Little GTO, you’re really lookin’ fine
In the 1960s and 1970s, Pontiac was not just a General Motors afterthought that featured nothing more than renamed Chevrolet and Buick models. It was a brand that actually had innovative and original designs in its own right: The GTO, the Catalina, the Tempest, the Bonneville, the LeMans. This week’s ride, a 1966 Pontiac GTO convertible, comes from that era.
Auto historians consider the GTO the first true muscle car. Before it, performance cars were simply full size cars with the largest displacement engines available. Chief engineer John DeLorean and Pontiac General Manager Semon “Bunkie” Knudsen decided to find out what would happen if you put those big engines into smaller lighter cars. The result was the Pontiac GTO, produced from 1964-1974.
Jack Rudeski of Hanover Twp. owns this GTO (Gran Turismo Omologato). The phrase was first used by Ferrari, and basically means it’s a street-legal racecar. For its first two years GTO was an option package available on the LeMans and the Tempest, but in 1966, it became a model in its own right and had its most successful year, selling more than 96,900 models. Only about 11,311 of the 2-door 1966 GTO convertibles were produced.

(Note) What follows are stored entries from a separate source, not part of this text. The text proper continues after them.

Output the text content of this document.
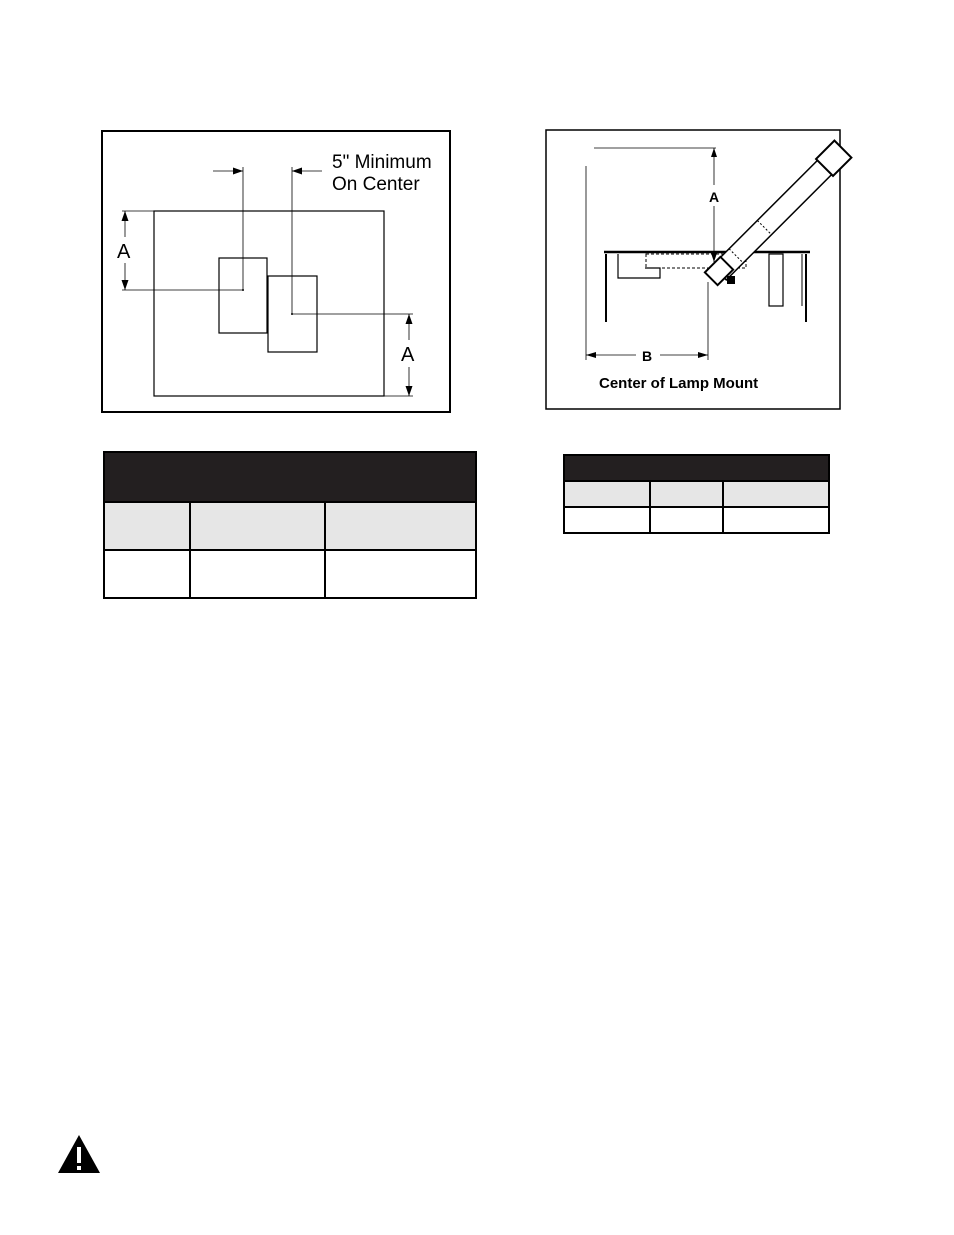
5" Minimum
On Center
A
A
A
B
Center of Lamp Mount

Rudeski originally owned a GTO back in the day and when he decided to restore a car, he specifically looked for one. He found this model in Olyphant and has worked on it for 20 years. It features an eight cylinder, 400 cubic inch engine with overhead valves, a four-barrel carburetor and 4-speed manual transmission. It’s capable of producing about 360 horsepower at 5200 rpm, as well as a torque of about 424.
In 1966, the GTO convertible had a sticker price of $3,082. Rudeski says there are a lot of cars claiming to be GTOs, but are actually clones. The only way to tell a true GTO is by the VIN, which should start with 242.